THE children who make up most of the nearly 600,000 Rohingya Muslims who have fled violence in Myanmar are experiencing a “hell on earth” in overcrowded and squalid refugee camps in Bangladesh, Unicef has said.
The UN children’s agency has issued a report that documents the plight of children who account for 58 per cent of the refugees who have poured into Cox’s Bazar over the last eight weeks. Report author Simon Ingram said about one in five children in the area are “acutely malnourished”.
The report comes ahead of a donor conference in Geneva, Switzerland, on Monday to drum up funding for the Rohingya.
“Many Rohingya refugee children in Bangladesh have witnessed atrocities in Myanmar no child should ever see, and all have suffered tremendous loss,” Unicef executive director Anthony Lake said in a statement.

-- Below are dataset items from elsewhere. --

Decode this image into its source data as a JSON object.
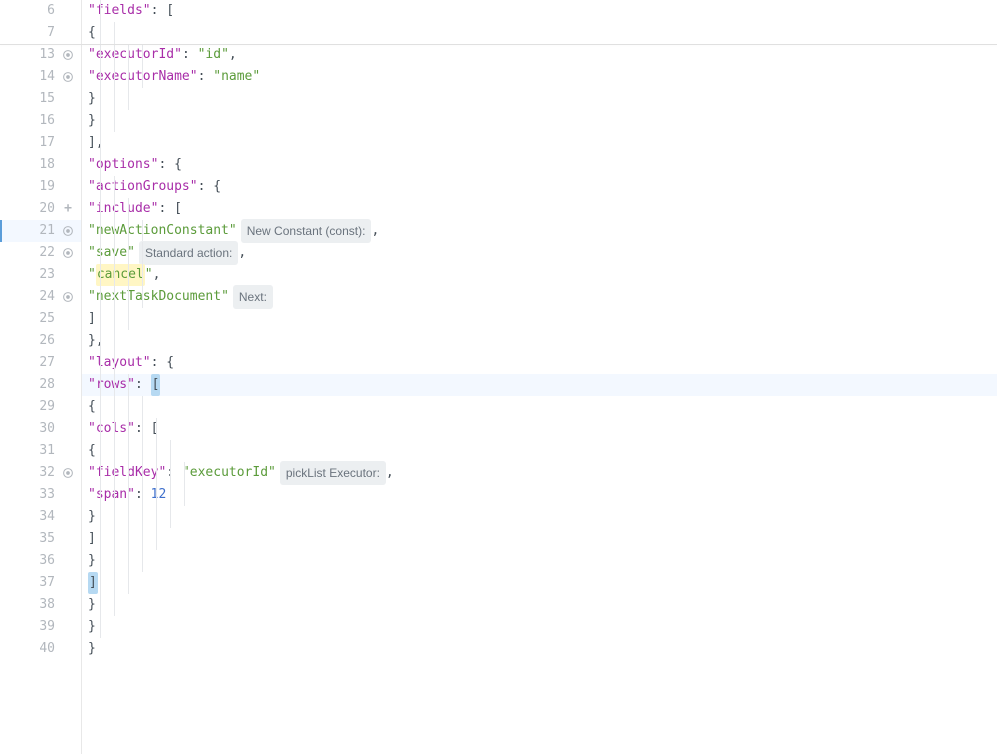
{
  "lines": [
    {
      "num": 6,
      "icon": null
    },
    {
      "num": 7,
      "icon": null
    },
    {
      "num": 13,
      "icon": "eye"
    },
    {
      "num": 14,
      "icon": "eye"
    },
    {
      "num": 15,
      "icon": null
    },
    {
      "num": 16,
      "icon": null
    },
    {
      "num": 17,
      "icon": null
    },
    {
      "num": 18,
      "icon": null
    },
    {
      "num": 19,
      "icon": null
    },
    {
      "num": 20,
      "icon": "plus"
    },
    {
      "num": 21,
      "icon": "eye",
      "highlighted": true
    },
    {
      "num": 22,
      "icon": "eye"
    },
    {
      "num": 23,
      "icon": null
    },
    {
      "num": 24,
      "icon": "eye"
    },
    {
      "num": 25,
      "icon": null
    },
    {
      "num": 26,
      "icon": null
    },
    {
      "num": 27,
      "icon": null
    },
    {
      "num": 28,
      "icon": null,
      "row_highlight": true
    },
    {
      "num": 29,
      "icon": null
    },
    {
      "num": 30,
      "icon": null
    },
    {
      "num": 31,
      "icon": null
    },
    {
      "num": 32,
      "icon": "eye"
    },
    {
      "num": 33,
      "icon": null
    },
    {
      "num": 34,
      "icon": null
    },
    {
      "num": 35,
      "icon": null
    },
    {
      "num": 36,
      "icon": null
    },
    {
      "num": 37,
      "icon": null
    },
    {
      "num": 38,
      "icon": null
    },
    {
      "num": 39,
      "icon": null
    },
    {
      "num": 40,
      "icon": null
    }
  ],
  "code": {
    "l6": {
      "keys": [
        "fields"
      ],
      "tail": ": ["
    },
    "l7": {
      "brace": "{"
    },
    "l13": {
      "keys": [
        "executorId"
      ],
      "vals": [
        "id"
      ],
      "comma": true
    },
    "l14": {
      "keys": [
        "executorName"
      ],
      "vals": [
        "name"
      ]
    },
    "l15": {
      "brace": "}"
    },
    "l16": {
      "brace": "}"
    },
    "l17": {
      "text": "],"
    },
    "l18": {
      "keys": [
        "options"
      ],
      "tail": ": {"
    },
    "l19": {
      "keys": [
        "actionGroups"
      ],
      "tail": ": {"
    },
    "l20": {
      "keys": [
        "include"
      ],
      "tail": ": ["
    },
    "l21": {
      "vals": [
        "newActionConstant"
      ],
      "hint": "New Constant (const):",
      "comma": true
    },
    "l22": {
      "vals": [
        "save"
      ],
      "hint": "Standard action:",
      "comma": true
    },
    "l23": {
      "vals": [
        "cancel"
      ],
      "highlight_val": true,
      "comma": true
    },
    "l24": {
      "vals": [
        "nextTaskDocument"
      ],
      "hint": "Next:"
    },
    "l25": {
      "text": "]"
    },
    "l26": {
      "text": "},"
    },
    "l27": {
      "keys": [
        "layout"
      ],
      "tail": ": {"
    },
    "l28": {
      "keys": [
        "rows"
      ],
      "tail": ": ",
      "match_bracket": "["
    },
    "l29": {
      "brace": "{"
    },
    "l30": {
      "keys": [
        "cols"
      ],
      "tail": ": ["
    },
    "l31": {
      "brace": "{"
    },
    "l32": {
      "keys": [
        "fieldKey"
      ],
      "vals": [
        "executorId"
      ],
      "hint": "pickList Executor:",
      "comma": true
    },
    "l33": {
      "keys": [
        "span"
      ],
      "num": 12
    },
    "l34": {
      "brace": "}"
    },
    "l35": {
      "text": "]"
    },
    "l36": {
      "brace": "}"
    },
    "l37": {
      "match_bracket": "]"
    },
    "l38": {
      "brace": "}"
    },
    "l39": {
      "brace": "}"
    },
    "l40": {
      "brace": "}"
    }
  }
}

The refugees need clean water, food, sanitation, shelter and vaccines to help prevent a possible outbreak of cholera — a potentially deadly water-borne disease.
Ingram also warned of threats posed by human traffickers and others who might exploit youngsters in the refugee areas.
“These children just feel so abandoned, so completely remote, and without a means of finding support or help. In a sense, it’s no surprise that they must truly see this place as a hell on earth,” he told a news conference in Geneva.